地缘经济竞争与贸易集团形成:美国、德国和日本的出口,1968-1992

Geo-Economic Competition and Trade Bloc Formation: United States, German, and Japanese Exports, 1968-1992

Economic Geography · 1996
被引 70
人大 A-ABS 4

中文导读

研究1968-1992年美国、日本和西德对114个贸易伙伴的出口份额,发现世界并未明显分裂为贸易集团,区域联系虽有加强但日本正拓展域外出口,对贸易集团形成的担忧被夸大。

Abstract

In the post-cold war world, geo-economic competition is thought to be replacing geopolitical competition as the focus of great power relations. The cold war years corresponded to the period of U.S. hegemony in world trade and relations in the Western bloc.
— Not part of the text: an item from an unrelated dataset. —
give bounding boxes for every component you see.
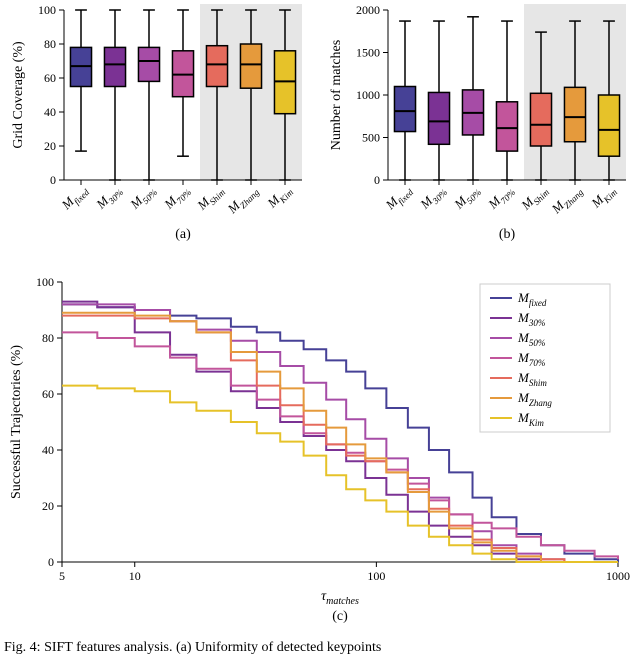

With the shrinking of the power gap between the United States and the other two great trading states, Japan and West Germany, as well as increased competition for trade shares, a division of the world economy into trade blocs has been anticipated. An examination of export shares for the three great powers with 114 partners in the past quarter century, 1968 to 1992, indicates there is not much evidence for the hypothesis of a world devolving into trade blocs. While regional links have intensified somewhat between the United States and its neighbors in the Americas and between West Germany and its European Union partners, Japan is broadening and deepening its export linkages with extraregional partners. Fears of the formation of blocs in the world trading system are greatly exaggerated.